Kubernetes uses various authorization methodologies:
- Node Authorization – granting of permission is only given to kubelets based on the pods they are scheduled to run.
- ABAC (Attribute-based Access Control) – provides dynamic permission to the policies which combine the various attributes, policy can use attributes like user attributes, objects, environment, etc.
- RBAC (Role Back Access Control) – it is a method where admin creates certain roles (jobs they can perform) and the namespace they can have access, context, etc. and then binds these roles with the users called role binding. Example roles are like developer, guest, admin.
We can use Admission Controller to increase our Zero Trust strategy in Kubernetes as They are a piece of code that intercepts the request to Kubernetes API server before persistence of the objects, But all the requests are authenticated and Authorized.

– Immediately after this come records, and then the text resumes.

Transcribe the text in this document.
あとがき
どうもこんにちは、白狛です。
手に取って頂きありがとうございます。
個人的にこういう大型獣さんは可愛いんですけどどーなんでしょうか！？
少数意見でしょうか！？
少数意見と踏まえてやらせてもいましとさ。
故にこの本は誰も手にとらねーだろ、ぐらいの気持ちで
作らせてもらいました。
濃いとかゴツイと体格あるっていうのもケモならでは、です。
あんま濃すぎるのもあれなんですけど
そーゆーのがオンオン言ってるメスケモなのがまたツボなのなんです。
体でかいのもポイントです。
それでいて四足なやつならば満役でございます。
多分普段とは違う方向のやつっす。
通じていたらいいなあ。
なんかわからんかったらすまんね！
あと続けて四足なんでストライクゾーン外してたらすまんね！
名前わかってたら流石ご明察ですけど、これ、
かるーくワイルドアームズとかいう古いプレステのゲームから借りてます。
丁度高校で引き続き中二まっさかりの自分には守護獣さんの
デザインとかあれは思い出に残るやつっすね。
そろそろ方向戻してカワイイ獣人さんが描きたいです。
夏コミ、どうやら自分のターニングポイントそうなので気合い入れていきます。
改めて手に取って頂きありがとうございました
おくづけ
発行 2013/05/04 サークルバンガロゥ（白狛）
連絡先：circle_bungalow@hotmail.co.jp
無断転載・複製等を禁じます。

This is how we can activate the Admission Controllers:
kube-apiserver --enable-admission-plugin=NamespaceLifecycle,LimitRanger ...
We can Enforce various policies using in-built admission Controllers such as
- DenyExecOnPrivileged, and much more.
These all help to modify requests in real-time to meet your Access Control Rules.
Logging and auditing
Audit logs record requests to the Kubernetes API because the API server processes all the changes in the Kubernetes state. You can use Kubernetes log to monitor and track all the actions performed in the cluster, API server Acts as a Gateway collects lots of logs:
- the control plane (collects logs from schedulers and controllers),
- from cluster services such as autoscaler, kube-state-metrics, load balancers,
- other from node daemons (kubelet, proxy, kubectl requests, API).
Audit logs are not activated by default but we can use this feature to debug issues in your cluster. Kubernetes events can be used to understand the key behaviors of cluster, which in future stages can be used to find the loopholes in the security and deployment life cycle. We can even use some third-party systems to monitor these logs files.
To implement all these principles for zero trust we should follow these steps:
- Identify the resources you have in the deployments.
- Authentication and authorization of all the requests.
- Apply for the least privilege policy and grant permission only if required.
- Make sure to create separate namespaces for each user or remove the privileges after the work is done.
- Continuously monitoring the log file and audits to know what’s going wrong.
Using SPIFFE for workload identity
To leverage Kubernetes in a zero trust environment you can use SPIFFE (Secure Production Identity Framework for Everyone) which is a production identity framework to provide secure identity, in the form of a specially crafted X.509 certificate, to every workload in a modern production environment. It is used to build, bridge, and extend service mesh across the organization without sharing the keys.
SPIFFE is an open standard that provides the identity to the container, nodes, and other major kinds of stuff in Workloads it helps to build an encrypted TLS connection. So when the Pods communicate with each other the connection will be encrypted and trusted hence we are having zero trust security across pods and much more.
In this article we had talked about various ways you can leverage your Kubernetes environment by using the zero trust mindset and architecture, be it using the inbuilt hooks in Kubernetes or SPIFFE. This domain is still evolving and ways like SPIFFE and others will gain more popularity and security assurance to ease the deployment lifecycle.